Lab: Explore Data with Pandas

Objectives

  • Load data into Juypter notebooks by using RHODS and Pandas.

Steps

  1. Open the RHODS dashboard.

    1. In a web browser, navigate to the Web Console of your Red Hat OpenShift cluster, and log in.

    2. Click the applications menu in the top navigation bar of OpenShift, then click Red Hat OpenShift Data Science.

      ocp top bar
    3. If prompted, log in with your Red Hat OpenShift credentials.

  2. Configure the workbench of your data science project.

    A RHODS workbench is a containerized application that includes commonly used data science tools and libraries, such as JupyterLab, Tensorflow, and PyTorch. RHODS provides you with a collection of workbench container images, each one preconfigured and tailored to a specific data science use case.

    1. Click Data Science Projects in the left sidebar.

      rhods side menu
    2. Create a data science project.
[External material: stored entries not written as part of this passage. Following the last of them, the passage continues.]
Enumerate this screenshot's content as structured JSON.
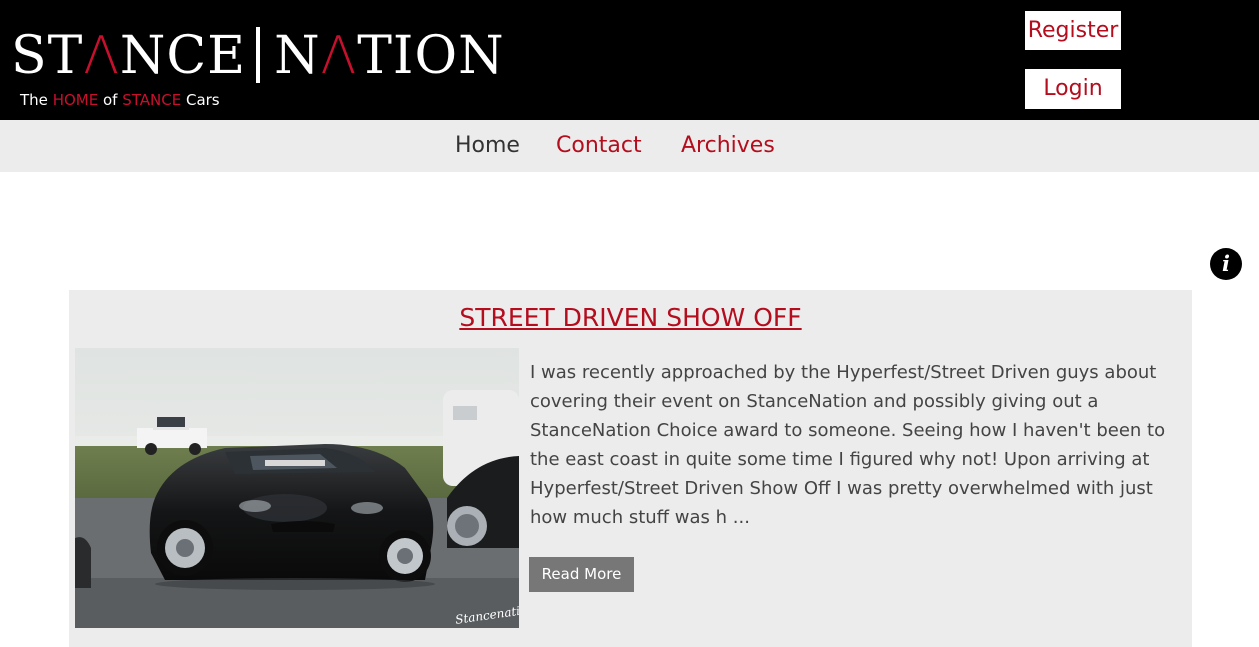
{
  "header": {
    "logo": {
      "part1_a": "ST",
      "part1_b": "Λ",
      "part1_c": "NCE",
      "part2_a": "N",
      "part2_b": "Λ",
      "part2_c": "TION"
    },
    "tagline": {
      "w1": "The",
      "w2": "HOME",
      "w3": "of",
      "w4": "STANCE",
      "w5": "Cars"
    },
    "register_label": "Register",
    "login_label": "Login"
  },
  "nav": {
    "items": [
      {
        "label": "Home"
      },
      {
        "label": "Contact"
      },
      {
        "label": "Archives"
      }
    ]
  },
  "info_icon": {
    "glyph": "i"
  },
  "article": {
    "title": "STREET DRIVEN SHOW OFF",
    "excerpt": "I was recently approached by the Hyperfest/Street Driven guys about covering their event on StanceNation and possibly giving out a StanceNation Choice award to someone. Seeing how I haven't been to the east coast in quite some time I figured why not! Upon arriving at Hyperfest/Street Driven Show Off I was pretty overwhelmed with just how much stuff was h ...",
    "read_more_label": "Read More",
    "image_watermark": "Stancenation"
  },
  "colors": {
    "brand_red": "#b30d1e",
    "header_bg": "#000000",
    "nav_bg": "#ececec",
    "card_bg": "#ececec",
    "button_gray": "#777777"
  }
}
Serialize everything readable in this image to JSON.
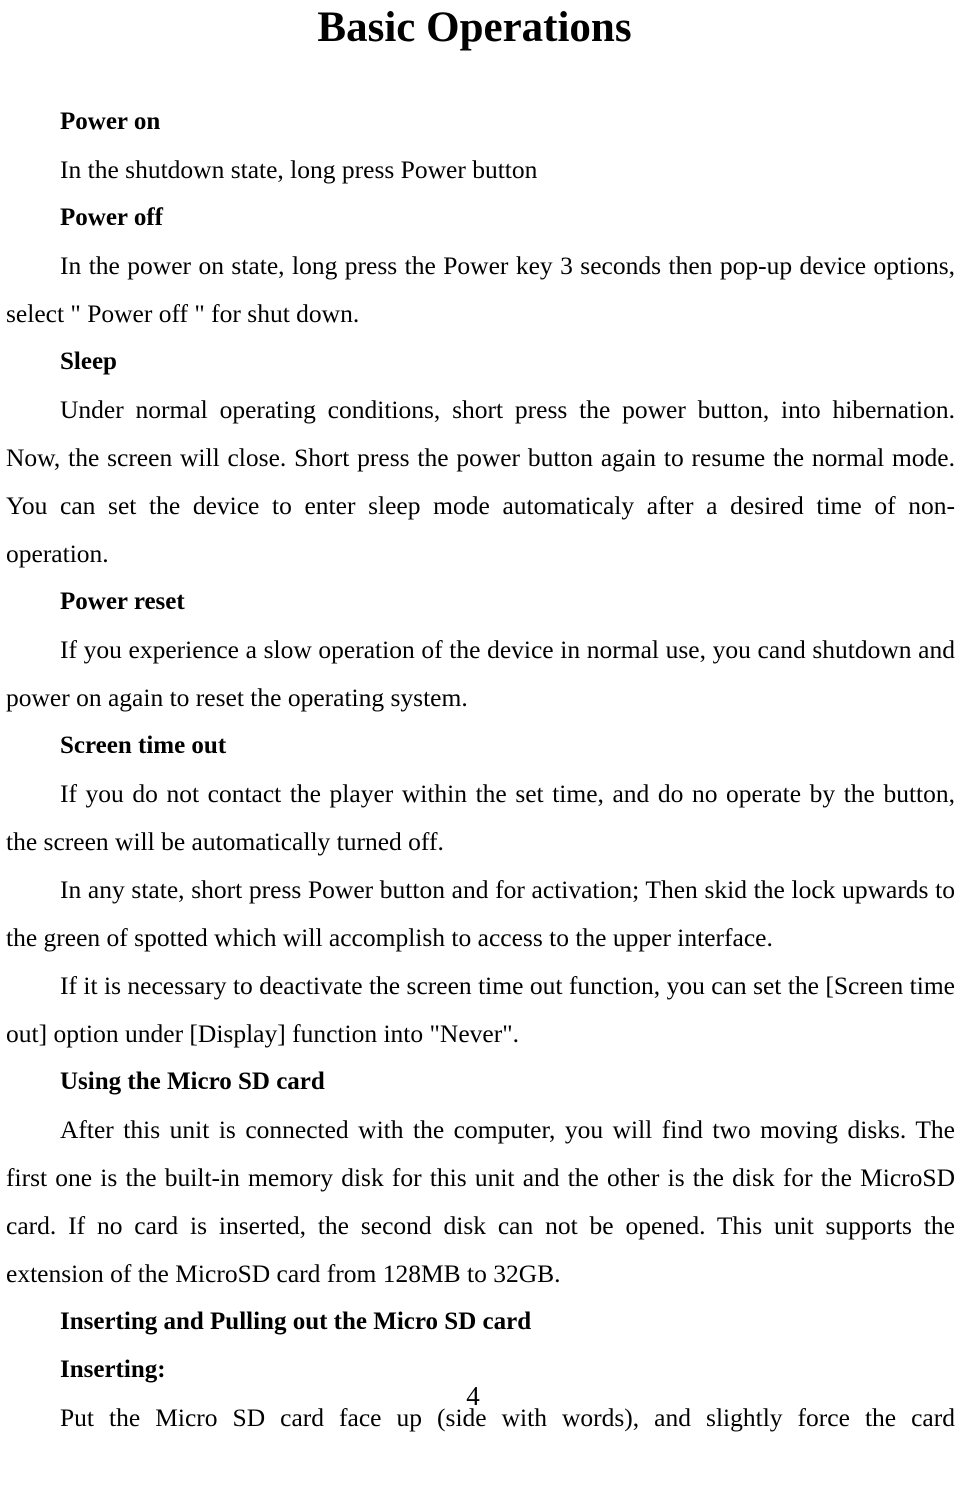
{
  "document": {
    "title": "Basic Operations",
    "page_number": "4",
    "sections": [
      {
        "heading": "Power on",
        "body": "In the shutdown state, long press Power button"
      },
      {
        "heading": "Power off",
        "body": "In the power on state, long press the Power key 3 seconds then pop-up device options, select \" Power off \" for shut down."
      },
      {
        "heading": "Sleep",
        "body": "Under normal operating conditions, short press the power button, into hibernation. Now, the screen will close. Short press the power button again to resume the normal mode. You can set the device to enter sleep mode automaticaly after a desired time of non-operation."
      },
      {
        "heading": "Power reset",
        "body": "If you experience a slow operation of the device in normal use, you cand shutdown and power on again to reset the operating system."
      },
      {
        "heading": "Screen time out",
        "body": "If you do not contact the player within the set time, and do no operate by the button, the screen will be automatically turned off.",
        "body2": "In any state, short press Power button and for activation; Then skid the lock upwards to the green of spotted which will accomplish to access to the upper interface.",
        "body3": "If it is necessary to deactivate the screen time out function, you can set the [Screen time out] option under [Display] function into \"Never\"."
      },
      {
        "heading": "Using the Micro SD card",
        "body": "After this unit is connected with the computer, you will find two moving disks. The first one is the built-in memory disk for this unit and the other is the disk for the MicroSD card. If no card is inserted, the second disk can not be opened. This unit supports the extension of the MicroSD card from 128MB to 32GB."
      },
      {
        "heading": "Inserting and Pulling out the Micro SD card",
        "subheading": "Inserting:",
        "body": "Put the Micro SD card face up (side with words), and slightly force the card"
      }
    ]
  }
}
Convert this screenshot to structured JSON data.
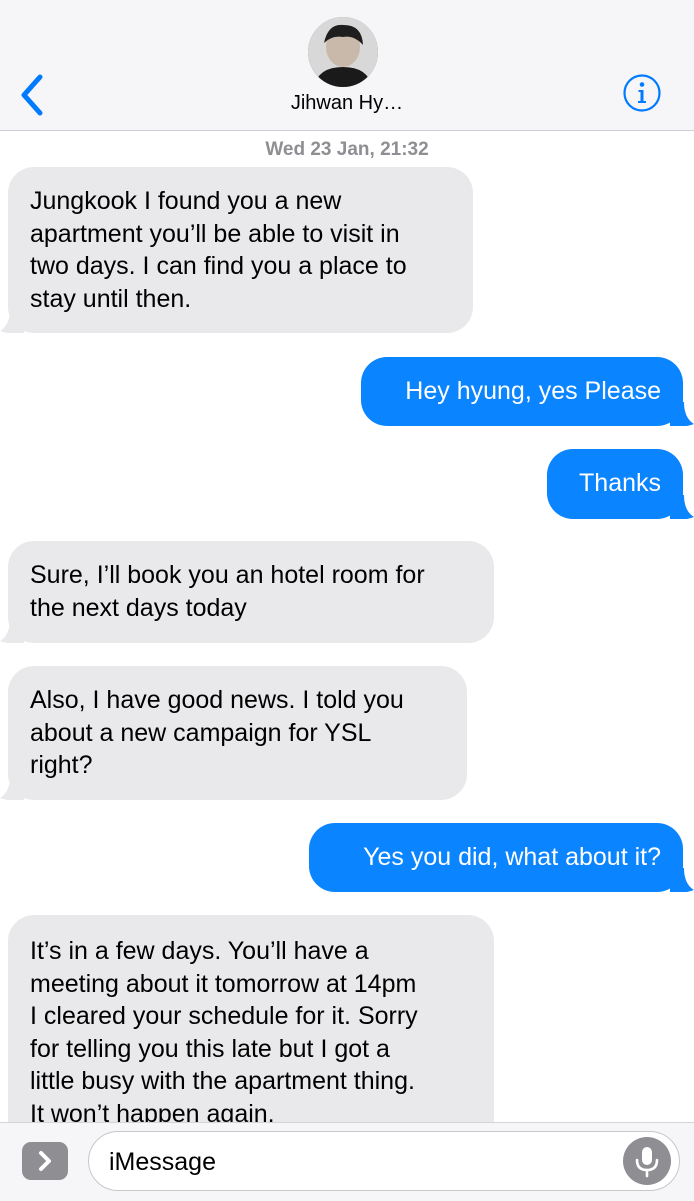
{
  "header": {
    "contact_name": "Jihwan Hy…"
  },
  "thread": {
    "timestamp": "Wed 23 Jan, 21:32",
    "messages": [
      {
        "direction": "incoming",
        "lines": [
          "Jungkook I found you a new",
          "apartment you’ll be able to visit in",
          "two days. I can find you a place to",
          "stay until then."
        ]
      },
      {
        "direction": "outgoing",
        "lines": [
          "Hey hyung, yes Please"
        ]
      },
      {
        "direction": "outgoing",
        "lines": [
          "Thanks"
        ]
      },
      {
        "direction": "incoming",
        "lines": [
          "Sure, I’ll book you an hotel room for",
          "the next days today"
        ]
      },
      {
        "direction": "incoming",
        "lines": [
          "Also, I have good news. I told you",
          "about a new campaign for YSL",
          "right?"
        ]
      },
      {
        "direction": "outgoing",
        "lines": [
          "Yes you did, what about it?"
        ]
      },
      {
        "direction": "incoming",
        "lines": [
          "It’s in a few days. You’ll have a",
          "meeting about it tomorrow at 14pm",
          "I cleared your schedule for it. Sorry",
          "for telling you this late but I got a",
          "little busy with the apartment thing.",
          "It won’t happen again."
        ]
      }
    ]
  },
  "composer": {
    "placeholder": "iMessage"
  },
  "colors": {
    "incoming_bubble": "#e9e9eb",
    "outgoing_bubble": "#0a84ff",
    "accent": "#007aff"
  },
  "icons": {
    "back": "chevron-left-icon",
    "info": "info-icon",
    "apps": "chevron-right-icon",
    "mic": "microphone-icon"
  }
}
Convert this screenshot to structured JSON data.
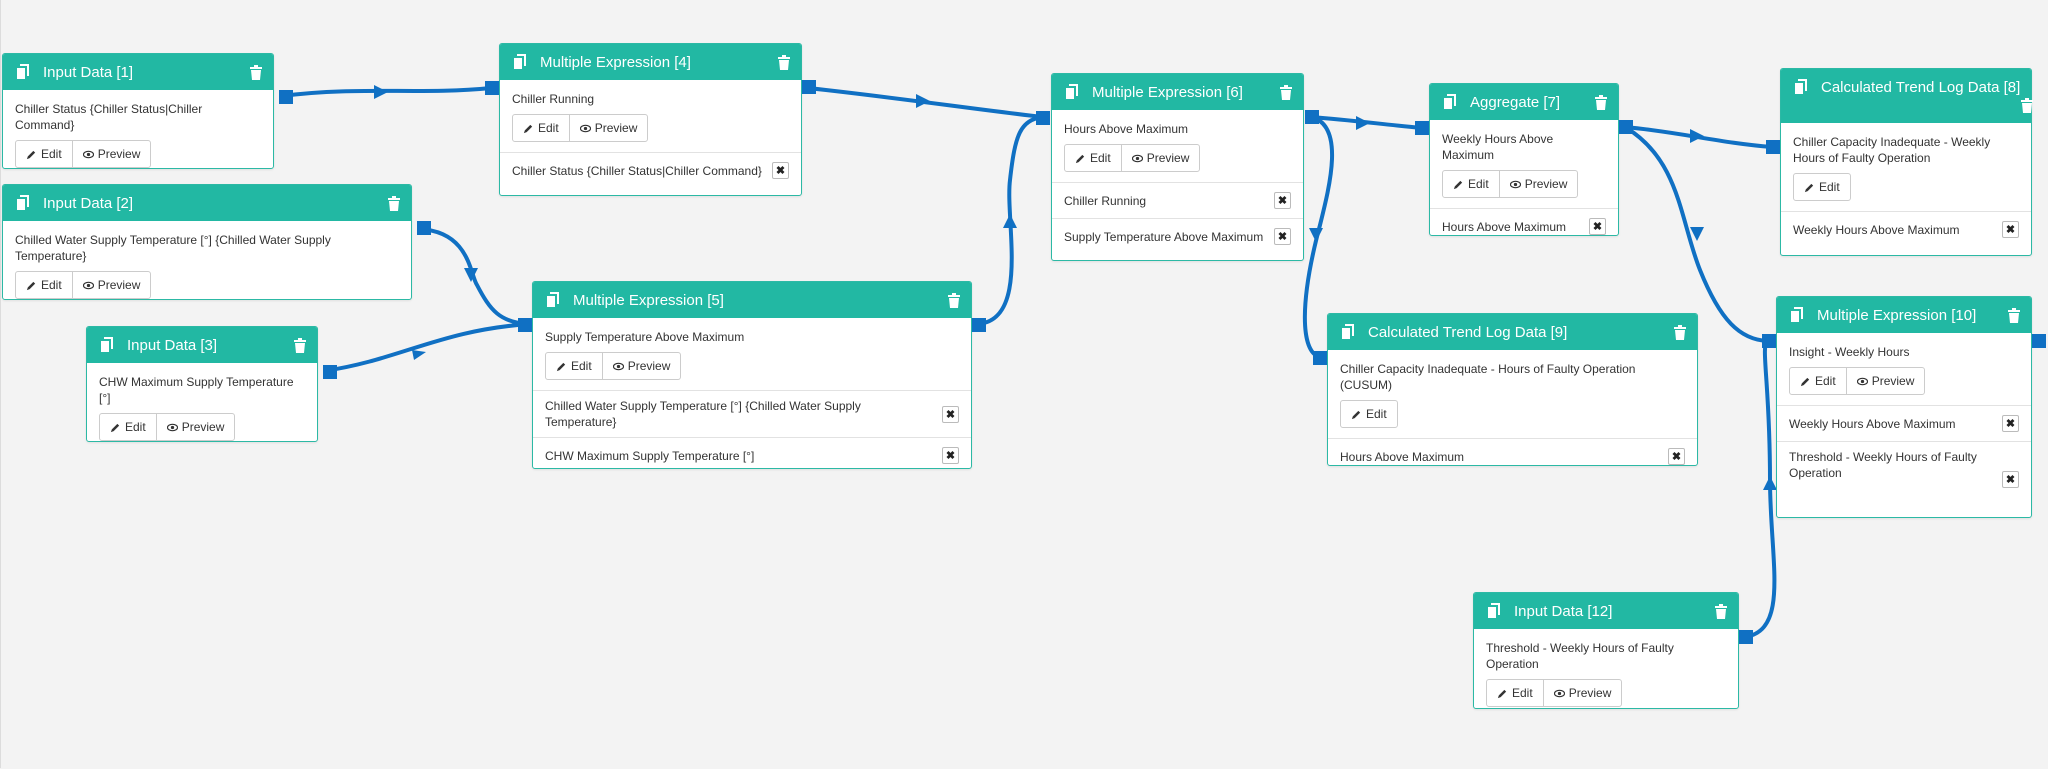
{
  "nodes": {
    "n1": {
      "title": "Input Data [1]",
      "label": "Chiller Status {Chiller Status|Chiller Command}",
      "edit": "Edit",
      "preview": "Preview"
    },
    "n2": {
      "title": "Input Data [2]",
      "label": "Chilled Water Supply Temperature [°] {Chilled Water Supply Temperature}",
      "edit": "Edit",
      "preview": "Preview"
    },
    "n3": {
      "title": "Input Data [3]",
      "label": "CHW Maximum Supply Temperature [°]",
      "edit": "Edit",
      "preview": "Preview"
    },
    "n4": {
      "title": "Multiple Expression [4]",
      "label": "Chiller Running",
      "edit": "Edit",
      "preview": "Preview",
      "inputs": [
        "Chiller Status {Chiller Status|Chiller Command}"
      ]
    },
    "n5": {
      "title": "Multiple Expression [5]",
      "label": "Supply Temperature Above Maximum",
      "edit": "Edit",
      "preview": "Preview",
      "inputs": [
        "Chilled Water Supply Temperature [°] {Chilled Water Supply Temperature}",
        "CHW Maximum Supply Temperature [°]"
      ]
    },
    "n6": {
      "title": "Multiple Expression [6]",
      "label": "Hours Above Maximum",
      "edit": "Edit",
      "preview": "Preview",
      "inputs": [
        "Chiller Running",
        "Supply Temperature Above Maximum"
      ]
    },
    "n7": {
      "title": "Aggregate [7]",
      "label": "Weekly Hours Above Maximum",
      "edit": "Edit",
      "preview": "Preview",
      "inputs": [
        "Hours Above Maximum"
      ]
    },
    "n8": {
      "title": "Calculated Trend Log Data [8]",
      "label": "Chiller Capacity Inadequate - Weekly Hours of Faulty Operation",
      "edit": "Edit",
      "inputs": [
        "Weekly Hours Above Maximum"
      ]
    },
    "n9": {
      "title": "Calculated Trend Log Data [9]",
      "label": "Chiller Capacity Inadequate - Hours of Faulty Operation (CUSUM)",
      "edit": "Edit",
      "inputs": [
        "Hours Above Maximum"
      ]
    },
    "n10": {
      "title": "Multiple Expression [10]",
      "label": "Insight - Weekly Hours",
      "edit": "Edit",
      "preview": "Preview",
      "inputs": [
        "Weekly Hours Above Maximum",
        "Threshold - Weekly Hours of Faulty Operation"
      ]
    },
    "n12": {
      "title": "Input Data [12]",
      "label": "Threshold - Weekly Hours of Faulty Operation",
      "edit": "Edit",
      "preview": "Preview"
    }
  },
  "colors": {
    "header": "#22b8a3",
    "wire": "#1070c3",
    "port": "#1070c3",
    "canvas": "#f3f3f3"
  }
}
Click Create data science project. In the modal window that opens, enter a name and click Create.

      If you are using Red Hat OpenShift from the developer sandbox, then a project is already created for you.

    3. Click the newly created project.

    4. In the project page, click Create workbench and complete the form with the following values.

      Name

      data-load

      Notebook image - Image selection

      Standard Data Science

      Notebook image - Version selection

      Select the recommended option

      Do not modify the default values of the rest of the fields.

    5. Click Create workbench. RHODS creates the workbench and the associated persistent storage.

  3. Configure a data connection.

    A data connection provides the workbench with access to a storage layer. In this demo, you use the storage layer to save the trained model.

    Additionally, a data connection also configures RHODS Model Serving with the required settings to download the model to be served.

    If you do not have access to an S3 bucket, you can continue to the next step.

    1. Click Add data connection.

    2. In the name field, enter data-load-data-connection.

    3. Complete the AWS_* fields with the connection details of an S3-compatible API.

      data connection form

      This example uses IBM Cloud Object Storage, but you can use any storage service that provides an S3 API.

    4. In the Connected workbench field, select lab to assign this data connection to the lab workbench.

    5. Click Add data connection. This data connection injects the S3 configuration values as environement variables in the pytorch workbench. RHODS restarts the worbench to inject the variables.

  4. Open the workbench and clone the repository.

    1. Make sure that the lab workbench is running and click Open.

      workbench open link
    2. If prompted, log in with your Red Hat OpenShift credentials.

    3. Click Allow selected permissions to grant the workbench access to your data science project.

    4. Verify that the JuyperLab interface opens in a new browser tab.

    5. Click the Git icon in the left sidebar.

    6. Click Clone a repository.

      git clone menu
    7. Enter https://github.com/RedHatTraining/rhods-quick-course.git as the repository, and click Clone.

    8. In the file explorer, navigate to the rhods-quick-course/exercises directory.

  5. Open the data-pandas.ipynb notebook and follow the instructions.